# Tourist Visa For Pinoy



## Brom143 (Oct 21, 2016)

Hi I hope everyone is okay. I just have a quick question so I hope someone can help.

I know someone (Filipino) who has a German boyfriend who wish to visit Germany for 3 months. She's not quite sure what to say because someone advice her that she should state that she would visit a "FRIEND" not mention that it's her "BOYFRIEND" because they would refuse it right away. Can you give some insights about this? I'll be glad to hear from you.

Sent from my SM-G920F using Tapatalk


----------



## *Sunshine* (Mar 13, 2016)

It is generally not a good idea to apply for 3 months for your first Schengen Visa. How are you going to prove that you have ties to your home country and will leave after 3 months? It is usually better to apply for no more than 3 weeks the first time and demonstrate strong ties to home.


----------



## Brom143 (Oct 21, 2016)

*Sunshine* said:


> It is generally not a good idea to apply for 3 months for your first Schengen Visa. How are you going to prove that you have ties to your home country and will leave after 3 months? It is usually better to apply for no more than 3 weeks the first time and demonstrate strong ties to home.

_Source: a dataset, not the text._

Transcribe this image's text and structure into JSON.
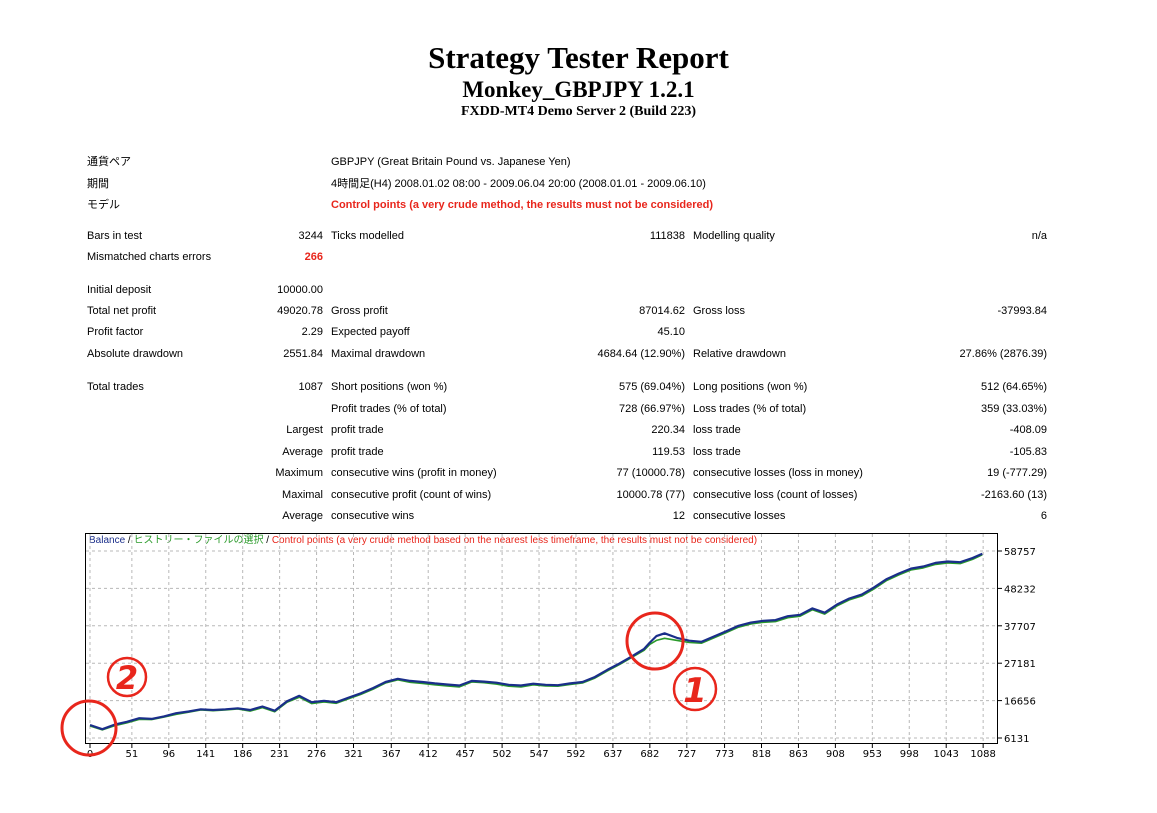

Okay thank you for taking time to reply. I will tell her about that. What about the relationship to the sponsor? Is it better to say that she's only visiting a friend or just be honest and upfront about it? They have plans to get married soon if they get along well and settle in Germany, which to me btw is a bit silly. 

Sent from my SM-G920F using Tapatalk


----------



## koreamitti (Aug 19, 2017)

Brom143 said:


> Okay thank you for taking time to reply. I will tell her about that. What about the relationship to the sponsor? Is it better to say that she's only visiting a friend or just be honest in and upfront about it? They have plans to get married soon if they get along well and settle in Germany, which to me btw is a bit silly.
> 
> Sent from my SM-G920F using Tapatalk


 Relation with sponsor is mandatory ??


----------